The orbit intersection problem in positive characteristic

TL;DR

This paper investigates the orbit intersection problem for affine and algebraic group maps over fields of positive characteristic, establishing conditions under which the intersection sets are structured as p-normal sets or finite unions of simple families.

Contribution

It provides new results characterizing orbit intersections in positive characteristic, including p-normality and finiteness results under eigenvalue and polynomial conditions.

Findings

The set of intersection points is p-normal of order at most d in the affine case.

Under certain conditions, the intersection set is a finite union of points and linear families in the multiplicative group case.
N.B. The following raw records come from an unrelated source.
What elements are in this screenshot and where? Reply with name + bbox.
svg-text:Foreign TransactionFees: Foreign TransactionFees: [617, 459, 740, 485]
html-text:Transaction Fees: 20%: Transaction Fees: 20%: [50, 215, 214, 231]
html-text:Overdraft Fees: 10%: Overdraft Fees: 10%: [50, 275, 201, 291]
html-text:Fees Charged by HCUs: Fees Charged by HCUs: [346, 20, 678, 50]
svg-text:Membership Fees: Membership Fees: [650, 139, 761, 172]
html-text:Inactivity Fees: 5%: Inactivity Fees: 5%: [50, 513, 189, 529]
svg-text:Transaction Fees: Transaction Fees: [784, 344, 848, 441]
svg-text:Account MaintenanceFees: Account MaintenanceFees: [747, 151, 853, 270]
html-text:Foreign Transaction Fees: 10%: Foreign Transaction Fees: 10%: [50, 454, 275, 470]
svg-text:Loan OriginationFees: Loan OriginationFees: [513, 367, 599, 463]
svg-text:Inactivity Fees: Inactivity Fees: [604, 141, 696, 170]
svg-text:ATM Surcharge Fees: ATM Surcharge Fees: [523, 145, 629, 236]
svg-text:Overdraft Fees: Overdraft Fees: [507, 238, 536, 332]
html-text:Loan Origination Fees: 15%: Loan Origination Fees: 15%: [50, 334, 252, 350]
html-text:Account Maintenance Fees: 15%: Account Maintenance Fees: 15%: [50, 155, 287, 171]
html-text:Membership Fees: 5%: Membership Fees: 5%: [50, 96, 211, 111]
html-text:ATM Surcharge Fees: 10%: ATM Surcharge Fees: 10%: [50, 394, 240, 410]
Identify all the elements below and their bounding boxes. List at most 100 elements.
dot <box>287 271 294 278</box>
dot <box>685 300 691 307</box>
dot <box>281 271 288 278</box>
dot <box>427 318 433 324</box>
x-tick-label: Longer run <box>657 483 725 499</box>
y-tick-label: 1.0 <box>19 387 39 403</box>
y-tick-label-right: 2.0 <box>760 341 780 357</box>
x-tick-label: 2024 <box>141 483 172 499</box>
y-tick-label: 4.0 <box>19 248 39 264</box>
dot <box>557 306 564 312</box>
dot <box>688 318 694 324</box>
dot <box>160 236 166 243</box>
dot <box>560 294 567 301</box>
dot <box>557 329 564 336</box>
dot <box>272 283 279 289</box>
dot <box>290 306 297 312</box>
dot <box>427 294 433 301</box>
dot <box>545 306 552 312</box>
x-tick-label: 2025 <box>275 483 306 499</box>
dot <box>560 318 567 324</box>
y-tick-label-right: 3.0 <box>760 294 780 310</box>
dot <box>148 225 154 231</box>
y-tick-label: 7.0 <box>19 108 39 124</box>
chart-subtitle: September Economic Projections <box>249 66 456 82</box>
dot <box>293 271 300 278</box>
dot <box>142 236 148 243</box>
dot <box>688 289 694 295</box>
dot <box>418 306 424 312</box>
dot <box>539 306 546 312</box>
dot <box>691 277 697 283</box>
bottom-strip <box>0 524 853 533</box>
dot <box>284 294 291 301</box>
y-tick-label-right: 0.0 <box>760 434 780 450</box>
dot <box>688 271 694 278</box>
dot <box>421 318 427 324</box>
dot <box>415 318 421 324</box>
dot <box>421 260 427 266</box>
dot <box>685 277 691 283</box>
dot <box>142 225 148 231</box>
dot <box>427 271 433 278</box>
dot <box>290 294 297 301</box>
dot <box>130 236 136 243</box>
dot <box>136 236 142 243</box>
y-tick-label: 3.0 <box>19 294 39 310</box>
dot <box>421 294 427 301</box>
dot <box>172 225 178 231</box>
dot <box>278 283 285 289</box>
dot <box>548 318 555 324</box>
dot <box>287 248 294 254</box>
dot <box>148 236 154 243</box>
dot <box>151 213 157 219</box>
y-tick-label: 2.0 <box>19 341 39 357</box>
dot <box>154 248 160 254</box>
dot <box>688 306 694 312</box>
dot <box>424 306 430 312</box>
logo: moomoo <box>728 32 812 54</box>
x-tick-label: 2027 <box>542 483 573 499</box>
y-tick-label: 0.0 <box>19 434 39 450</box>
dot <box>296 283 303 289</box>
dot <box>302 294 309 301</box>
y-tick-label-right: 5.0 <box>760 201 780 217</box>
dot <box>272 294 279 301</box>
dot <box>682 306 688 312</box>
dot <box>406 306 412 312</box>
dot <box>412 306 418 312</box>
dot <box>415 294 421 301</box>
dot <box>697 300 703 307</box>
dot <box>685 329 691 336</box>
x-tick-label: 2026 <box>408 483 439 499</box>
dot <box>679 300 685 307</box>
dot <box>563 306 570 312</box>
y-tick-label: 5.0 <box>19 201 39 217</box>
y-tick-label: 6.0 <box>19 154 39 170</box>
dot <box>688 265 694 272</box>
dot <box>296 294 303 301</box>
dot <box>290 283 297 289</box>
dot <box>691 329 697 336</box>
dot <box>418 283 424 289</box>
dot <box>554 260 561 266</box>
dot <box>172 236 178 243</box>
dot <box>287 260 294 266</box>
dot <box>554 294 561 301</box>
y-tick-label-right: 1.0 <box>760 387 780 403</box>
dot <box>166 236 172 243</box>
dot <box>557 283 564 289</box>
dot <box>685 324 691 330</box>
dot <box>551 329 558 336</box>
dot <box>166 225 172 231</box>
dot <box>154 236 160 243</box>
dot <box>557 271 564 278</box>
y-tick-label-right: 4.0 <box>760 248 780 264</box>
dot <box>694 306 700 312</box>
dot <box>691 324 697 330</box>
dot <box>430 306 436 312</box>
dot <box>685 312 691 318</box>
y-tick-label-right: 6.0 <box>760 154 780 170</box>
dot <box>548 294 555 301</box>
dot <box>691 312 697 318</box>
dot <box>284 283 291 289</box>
Uses results on polynomial-exponential equations and linear equations over multiplicative groups in positive characteristic.

Abstract

In this paper, we study the orbit intersection problem for the linear space and the algebraic group in positive characteristic. Let $K$ be an algebraically closed field of positive characteristic and let $\Phi_1, \Phi_{2}: K^d \longrightarrow K^{d}$ be affine maps, $\Phi_i({\bf x}) = A_i ({\bf x}) + {\bf x_i}$ (where each $A_i$ is a $d\times d$ matrix and ${\bf x}\in K^d$). If none of the eigenvalues of the matrices $A_i$ are roots of unity and each ${\bf a}_i \in K^d$ is not $\Phi_i$-preperiodic, then we prove that the set $\left \{(n_1, n_2) \in \Z^{2} \mid \Phi_1^{n_1}({\bf a}_1) = \Phi_{2}^{n_{2}}({\bf a}_{2})\right\}$ is $p$-normal in $\mathbb{Z}^{2}$ of order at most $d$. Further, let $\Phi_1, \Phi_{2}: \mathbb{G}_m^d \longrightarrow \mathbb{G}_m^d$ be regular self-maps and ${\bf a}_1, {\bf a}_2\in \mathbb{G}_m^d(K)$. Let $\Phi_1^0$ and $\Phi_2^0$ be group endomorphisms of $\mathbb{G}_m^d$ and ${\bf y}, {\bf z} \in \mathbb{G}_m^d(K)$ such that $\Phi_1({\bf x}) = \Phi_1^{0}({\bf x}) + {\bf y}$ and $\Phi_2({\bf x}) = \Phi_2^{0}({\bf x}) + {\bf z}$. We show, under some conditions on the roots of the minimal polynomial of $ \Phi_1^{0}$ and $\Phi_2^{0}$, that the set $ \{(n_1, n_{2}) \in \N_0^{2} \mid \Phi_1^{n_1}({\bf a}_1) = \Phi_{2}^{n_{2}}({\bf a}_{2})\}$ (where ${\bf a}_1, {\bf a}_2\in \mathbb{G}_m^d(K)$) is a finite union of singletons and one-parameter linear families. To do so, we use results on linear equations over multiplicative groups in positive characteristic and some results on systems of polynomial-exponential equations.